Stanley Smith was an Oklahoma Creek Baptist minister who facilitated the conversion of many Seminole to Christianity at Big Cypress, where Josie Billie lived. Originally sent by the Creek, Seminole, Witchita Baptist Association, his appointment with the Seminole tribe was confirmed by the Home Mission Board of the Southern Baptist Convention in January 1944. After he arrived on the Big Cypress Reservation in 1943, Smith was involved in Josie Billie's conversion to Christianity. By the early 1950s, Baptists churches had been established on three of the four major reservations, and Bill Osceola ministered to the Big Cypress reservation. Baptist, English-speaking cattle owners dominated the political hierarchy of the Seminole Tribe of Florida from its formation in 1957 through the 1970s.

== Later life ==
By the 1970s, the Native American population in Florida was roughly 2,000. The Seminole continued to live in southern Florida on four main reservations: Hollywood, Big Cypress, Brighton, and the Tamiami Trail. Josie Billie remained active at the Big Cypress Indian Reservation until his death on February 26, 1980, at the age of 92.

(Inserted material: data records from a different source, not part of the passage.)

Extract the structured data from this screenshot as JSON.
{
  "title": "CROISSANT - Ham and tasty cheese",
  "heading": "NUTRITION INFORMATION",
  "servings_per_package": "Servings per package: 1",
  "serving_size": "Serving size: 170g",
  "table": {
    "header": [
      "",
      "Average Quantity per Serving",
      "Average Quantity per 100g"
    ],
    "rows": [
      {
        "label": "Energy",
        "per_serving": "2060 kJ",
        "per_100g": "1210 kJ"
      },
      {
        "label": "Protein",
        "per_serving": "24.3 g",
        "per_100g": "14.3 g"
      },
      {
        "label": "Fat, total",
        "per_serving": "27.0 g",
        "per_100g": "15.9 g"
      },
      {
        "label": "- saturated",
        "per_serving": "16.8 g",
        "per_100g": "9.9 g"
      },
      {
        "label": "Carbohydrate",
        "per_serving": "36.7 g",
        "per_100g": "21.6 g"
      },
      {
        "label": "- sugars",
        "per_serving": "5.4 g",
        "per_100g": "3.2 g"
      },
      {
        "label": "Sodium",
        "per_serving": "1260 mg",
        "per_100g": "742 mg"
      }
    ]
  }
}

The Seminole Tribe of Florida Tribal Historic Preservation Office completed an investigation of the Josie Billie Camp in 2017, and it is now listed on the Tribal Register of Historic Places. The Josie Billie Camp is in the northern part of the Big Cypress Indian Reservation, where it was believed to have been established by Josie Billie and Lucy Tiger in 1943.

Recordings of Josie Billie's discussions on Seminole culture and religion are part of the Ethel Cutler Freeman Papers and the William C. Sturtevant Papers at the National Anthropological Archives.